Vaccine access must also be broadened to the entire incarcerated population, just like it is available for all corrections officers. Knowing that a robust plan will likely take months to go into effect, Governor Cuomo should immediately release those most vulnerable to this virus, which killed another incarcerated New Yorker just yesterday and is currently ripping through the entire system. Releasing incarcerated people is the preferred and most reliable public health measure to avoid COVID-19 related suffering and death in prison. Swift and immediate action is critical.”
BACKGROUND: The Department of Corrections and Community Supervision (DOCCS) announced on February 4, 2021—in response to a lawsuit rather than of their own volition— that they will begin vaccinating incarcerated people, aged 65 and older, for COVID-19. DOCCS reported this just hours after they announced another
incarcerated New Yorker passed away with the virus at Franklin Correctional Facility on February 3. The number of incarcerated people who have tested positive for the virus has officially surpassed 5,000. At least 3,315 incarcerated people have tested positive for COVID-19 since December 4, which means more people have contracted the virus in the past two months than in the first nine months of the pandemic. There are currently outbreaks of the virus at Franklin, Attica, Bedford Hills, Bare Hill, Clinton, Woodbourne, Wyoming, Wende, Groveland, and Walsh Correctional Facilities.
Through nearly ten months of the pandemic so far, Governor Andrew Cuomo has granted a total of ten clemencies to New Yorkers in prison–fewer clemencies than racist and xenophobic former President Donald Trump and governors in California, Illinois, Oklahoma, Kentucky, and other states across the country. Cuomo has refused to take action despite calls from advocates, attorneys, family members of people in prison, public health experts, Members of Congress, district attorneys and philanthropists, editorial boards, and high profile celebrities for him to grant wide-sweeping clemencies to people in prison in response to the virus. Instead of granting clemencies, Governor Cuomo has condemned thousands to solitary confinement, which only exacerbates the harm and spread of COVID-19. In addition, the Governor has yet to announce when he intends to offer vaccines to incarcerated
New Yorkers, falling behind the federal government and neighboring Connecticut, New Jersey, and Republican-led Massachusetts.

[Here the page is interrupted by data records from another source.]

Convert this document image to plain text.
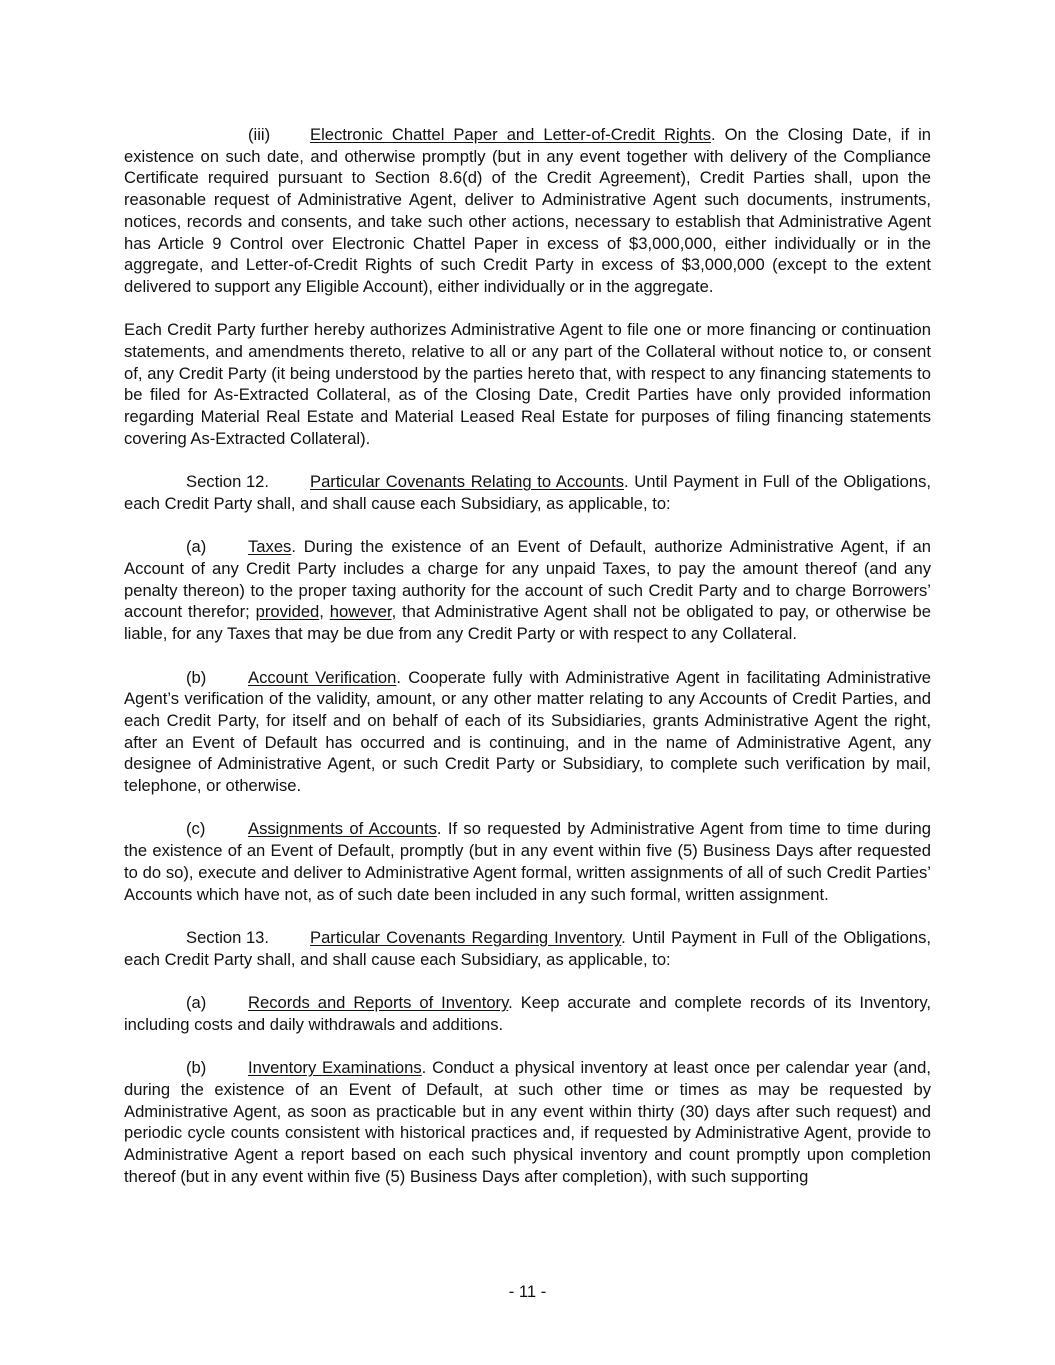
(iii) Electronic Chattel Paper and Letter-of-Credit Rights. On the Closing Date, if in existence on such date, and otherwise promptly (but in any event together with delivery of the Compliance Certificate required pursuant to Section 8.6(d) of the Credit Agreement), Credit Parties shall, upon the reasonable request of Administrative Agent, deliver to Administrative Agent such documents, instruments, notices, records and consents, and take such other actions, necessary to establish that Administrative Agent has Article 9 Control over Electronic Chattel Paper in excess of $3,000,000, either individually or in the aggregate, and Letter-of-Credit Rights of such Credit Party in excess of $3,000,000 (except to the extent delivered to support any Eligible Account), either individually or in the aggregate.

Each Credit Party further hereby authorizes Administrative Agent to file one or more financing or continuation statements, and amendments thereto, relative to all or any part of the Collateral without notice to, or consent of, any Credit Party (it being understood by the parties hereto that, with respect to any financing statements to be filed for As-Extracted Collateral, as of the Closing Date, Credit Parties have only provided information regarding Material Real Estate and Material Leased Real Estate for purposes of filing financing statements covering As-Extracted Collateral).

Section 12. Particular Covenants Relating to Accounts. Until Payment in Full of the Obligations, each Credit Party shall, and shall cause each Subsidiary, as applicable, to:

(a)	Taxes. During the existence of an Event of Default, authorize Administrative Agent, if an Account of any Credit Party includes a charge for any unpaid Taxes, to pay the amount thereof (and any penalty thereon) to the proper taxing authority for the account of such Credit Party and to charge Borrowers’ account therefor; provided, however, that Administrative Agent shall not be obligated to pay, or otherwise be liable, for any Taxes that may be due from any Credit Party or with respect to any Collateral.

(b)	Account Verification. Cooperate fully with Administrative Agent in facilitating Administrative Agent’s verification of the validity, amount, or any other matter relating to any Accounts of Credit Parties, and each Credit Party, for itself and on behalf of each of its Subsidiaries, grants Administrative Agent the right, after an Event of Default has occurred and is continuing, and in the name of Administrative Agent, any designee of Administrative Agent, or such Credit Party or Subsidiary, to complete such verification by mail, telephone, or otherwise.

(c)	Assignments of Accounts. If so requested by Administrative Agent from time to time during the existence of an Event of Default, promptly (but in any event within five (5) Business Days after requested to do so), execute and deliver to Administrative Agent formal, written assignments of all of such Credit Parties’ Accounts which have not, as of such date been included in any such formal, written assignment.

Section 13. Particular Covenants Regarding Inventory. Until Payment in Full of the Obligations, each Credit Party shall, and shall cause each Subsidiary, as applicable, to:

(a)	Records and Reports of Inventory. Keep accurate and complete records of its Inventory, including costs and daily withdrawals and additions.

(b)	Inventory Examinations. Conduct a physical inventory at least once per calendar year (and, during the existence of an Event of Default, at such other time or times as may be requested by Administrative Agent, as soon as practicable but in any event within thirty (30) days after such request) and periodic cycle counts consistent with historical practices and, if requested by Administrative Agent, provide to Administrative Agent a report based on each such physical inventory and count promptly upon completion thereof (but in any event within five (5) Business Days after completion), with such supporting

- 11 -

The Cuomo Administration has, to date, excluded incarcerated people who are predominately Black and brown from eligibility for the COVID-19 vaccine while predominantly white prison staff are currently eligible.
There are many thousands of people in New York State prisons who are eligible for parole release, aged 50 and older, or imprisoned on a non-criminal technical parole violation, and/or within a year of their release date. As of October 2020, there were:
- 4,786 people who are already eligible for parole release
- 3,305 people held on technical parole violation
- 8,291 people aged 50 and older
- 7,955 within a year of max/conditional release (including 5 incarcerated mothers with infants housed in the Bedford Hills Corr. Facility nursery and one pregnant woman)
Advocates have called for lawmakers in Albany to pass three bills that will uniquely address this pandemic and prevent additional future tragedies:
- Elder Parole would allow the State Board of Parole to provide an evaluation for potential parole release to incarcerated people aged 55 and older who have already served 15 or more years, including some of the state’s oldest and sickest incarcerated people.
- Fair and Timely Parole would provide more meaningful parole reviews for incarcerated people who are already parole eligible.
- The Humane Alternatives to Long-Term (HALT) Solitary Confinement Act would end the torture of prolonged solitary confinement and replace it with more humane and effective alternatives while still allowing for true medical isolation as needed.